Il en va de même lorsqu’une douleur persiste, que la raideur augmente ou qu’une rougeur chaude s’étend autour de la zone blessée. Après une morsure, une piqûre ou une coupure souillée, l’apparition de fièvre, de pus ou d’une rougeur progressive peut aussi évoquer une infection.
Une vigilance particulière est recommandée chez l’enfant, notamment lorsque la blessure se situe près d’une zone de croissance. Chez les personnes dont la cicatrisation peut être plus lente, mieux vaut également demander conseil sans attendre une aggravation.
Dans les premières minutes qui suivent la blessure, quelques gestes simples peuvent éviter que la situation ne s’aggrave. Il est préférable de cesser l’activité en cours et de retirer rapidement les bagues, car le gonflement peut rendre cette étape difficile par la suite. Lorsque la peau n’est pas ouverte, du froid enveloppé dans un tissu peut être appliqué brièvement pour apaiser la douleur.
La main peut ensuite être gardée légèrement surélevée, tandis que le doigt est protégé sans être trop serré. Il vaut toutefois mieux ne pas tenter de remettre soi-même une articulation déformée en place. Masser la zone ou multiplier les mouvements pour vérifier son état risque également d’accentuer la douleur.
Si une plaie est présente, une compresse propre permet d’exercer une légère pression sur la zone. En revanche, un saignement important, une perte de sensibilité ou un changement de couleur du doigt nécessitent une prise en charge rapide.

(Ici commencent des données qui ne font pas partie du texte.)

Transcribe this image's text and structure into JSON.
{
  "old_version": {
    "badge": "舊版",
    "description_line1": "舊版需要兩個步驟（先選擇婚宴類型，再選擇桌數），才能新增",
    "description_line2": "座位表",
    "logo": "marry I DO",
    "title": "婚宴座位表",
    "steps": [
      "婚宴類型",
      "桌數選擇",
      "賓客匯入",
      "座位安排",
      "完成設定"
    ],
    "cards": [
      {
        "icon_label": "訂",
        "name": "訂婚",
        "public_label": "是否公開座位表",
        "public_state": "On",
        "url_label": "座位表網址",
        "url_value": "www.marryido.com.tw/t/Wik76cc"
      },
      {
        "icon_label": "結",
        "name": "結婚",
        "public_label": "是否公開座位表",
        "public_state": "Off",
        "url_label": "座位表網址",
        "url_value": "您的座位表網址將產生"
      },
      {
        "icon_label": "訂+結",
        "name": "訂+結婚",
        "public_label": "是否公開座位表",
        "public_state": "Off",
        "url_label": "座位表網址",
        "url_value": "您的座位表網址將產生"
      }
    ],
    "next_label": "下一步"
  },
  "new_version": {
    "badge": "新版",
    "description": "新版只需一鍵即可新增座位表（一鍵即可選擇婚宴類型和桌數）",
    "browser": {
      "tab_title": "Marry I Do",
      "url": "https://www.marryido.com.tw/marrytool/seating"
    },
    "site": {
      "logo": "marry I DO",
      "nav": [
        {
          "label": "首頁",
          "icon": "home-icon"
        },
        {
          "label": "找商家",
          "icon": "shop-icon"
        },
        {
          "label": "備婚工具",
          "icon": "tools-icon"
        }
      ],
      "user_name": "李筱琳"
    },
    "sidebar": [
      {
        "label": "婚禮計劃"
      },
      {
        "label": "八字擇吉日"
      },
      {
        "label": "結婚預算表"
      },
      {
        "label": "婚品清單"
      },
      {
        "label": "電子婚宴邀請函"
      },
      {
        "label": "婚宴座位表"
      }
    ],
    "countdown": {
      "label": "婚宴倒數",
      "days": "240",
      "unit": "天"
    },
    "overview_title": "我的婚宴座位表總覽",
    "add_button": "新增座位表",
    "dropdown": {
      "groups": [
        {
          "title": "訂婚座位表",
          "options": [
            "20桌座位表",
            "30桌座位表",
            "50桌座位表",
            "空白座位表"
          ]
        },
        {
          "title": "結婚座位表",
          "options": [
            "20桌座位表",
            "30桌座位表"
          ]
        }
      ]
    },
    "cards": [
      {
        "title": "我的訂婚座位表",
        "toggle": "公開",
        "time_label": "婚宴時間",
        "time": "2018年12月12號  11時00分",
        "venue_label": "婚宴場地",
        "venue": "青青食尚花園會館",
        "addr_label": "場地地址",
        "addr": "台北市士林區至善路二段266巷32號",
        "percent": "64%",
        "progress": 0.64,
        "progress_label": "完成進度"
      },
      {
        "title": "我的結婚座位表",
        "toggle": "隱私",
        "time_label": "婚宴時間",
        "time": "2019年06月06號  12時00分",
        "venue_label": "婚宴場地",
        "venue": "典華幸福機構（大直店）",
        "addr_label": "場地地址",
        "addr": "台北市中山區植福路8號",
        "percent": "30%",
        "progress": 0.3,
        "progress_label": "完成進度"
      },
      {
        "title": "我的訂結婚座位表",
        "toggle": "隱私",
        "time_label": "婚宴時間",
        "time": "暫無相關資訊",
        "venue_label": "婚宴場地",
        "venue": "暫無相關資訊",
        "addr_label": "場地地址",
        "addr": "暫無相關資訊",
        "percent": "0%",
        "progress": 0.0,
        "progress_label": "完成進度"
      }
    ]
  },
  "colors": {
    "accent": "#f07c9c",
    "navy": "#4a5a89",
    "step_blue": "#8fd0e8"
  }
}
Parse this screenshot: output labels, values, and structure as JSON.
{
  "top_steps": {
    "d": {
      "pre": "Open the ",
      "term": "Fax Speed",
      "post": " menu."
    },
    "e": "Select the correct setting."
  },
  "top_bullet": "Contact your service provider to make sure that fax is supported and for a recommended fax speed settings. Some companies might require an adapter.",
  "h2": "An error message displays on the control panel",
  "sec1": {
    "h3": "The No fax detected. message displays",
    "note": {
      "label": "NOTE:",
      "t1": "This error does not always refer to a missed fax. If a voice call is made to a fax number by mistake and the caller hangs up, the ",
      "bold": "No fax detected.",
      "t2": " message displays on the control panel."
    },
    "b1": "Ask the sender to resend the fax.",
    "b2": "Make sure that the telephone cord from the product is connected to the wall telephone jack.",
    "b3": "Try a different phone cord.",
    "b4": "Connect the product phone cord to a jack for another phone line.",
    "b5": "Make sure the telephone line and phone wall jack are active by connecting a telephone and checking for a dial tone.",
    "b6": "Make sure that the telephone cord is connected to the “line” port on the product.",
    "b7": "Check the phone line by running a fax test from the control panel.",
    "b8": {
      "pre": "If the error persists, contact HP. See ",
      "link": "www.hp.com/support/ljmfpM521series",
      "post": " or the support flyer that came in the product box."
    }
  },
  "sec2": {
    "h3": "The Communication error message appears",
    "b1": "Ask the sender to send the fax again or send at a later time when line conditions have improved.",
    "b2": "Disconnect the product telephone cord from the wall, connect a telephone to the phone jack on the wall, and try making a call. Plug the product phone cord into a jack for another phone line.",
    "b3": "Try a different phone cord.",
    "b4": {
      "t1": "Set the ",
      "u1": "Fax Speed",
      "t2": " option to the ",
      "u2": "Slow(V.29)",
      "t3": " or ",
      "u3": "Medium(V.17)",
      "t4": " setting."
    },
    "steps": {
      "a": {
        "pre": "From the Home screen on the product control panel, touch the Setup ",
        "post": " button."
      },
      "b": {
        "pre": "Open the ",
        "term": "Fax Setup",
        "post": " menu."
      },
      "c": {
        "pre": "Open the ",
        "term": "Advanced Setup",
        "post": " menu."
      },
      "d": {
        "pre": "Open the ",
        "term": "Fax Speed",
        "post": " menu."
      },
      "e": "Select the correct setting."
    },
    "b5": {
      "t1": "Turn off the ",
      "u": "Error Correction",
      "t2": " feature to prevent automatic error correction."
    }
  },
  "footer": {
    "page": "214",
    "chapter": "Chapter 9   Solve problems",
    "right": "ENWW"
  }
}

Les blessures de la main ne peuvent pas toujours être évitées, mais certaines précautions permettent d’en limiter le risque. Lors des travaux manuels, du jardinage ou de la manutention, des gants adaptés offrent une protection utile. Il est également important d’utiliser chaque outil pour l’usage prévu et de le ranger dans un endroit inaccessible aux jeunes enfants.
La même vigilance s’applique pendant les activités sportives. Un échauffement progressif, une bonne maîtrise des gestes et un équipement approprié contribuent à mieux protéger les doigts et les articulations. Au travail, les mouvements répétés peuvent aussi fatiguer la main. Des pauses régulières et quelques changements de position permettent alors de réduire les tensions.
Malgré ces précautions, une douleur ou une gêne peut parfois persister après un choc. Lorsque les mouvements sont difficiles, il est préférable de demander un avis médical afin d’éviter qu’une blessure légère en apparence ne laisse une raideur ou une douleur durable.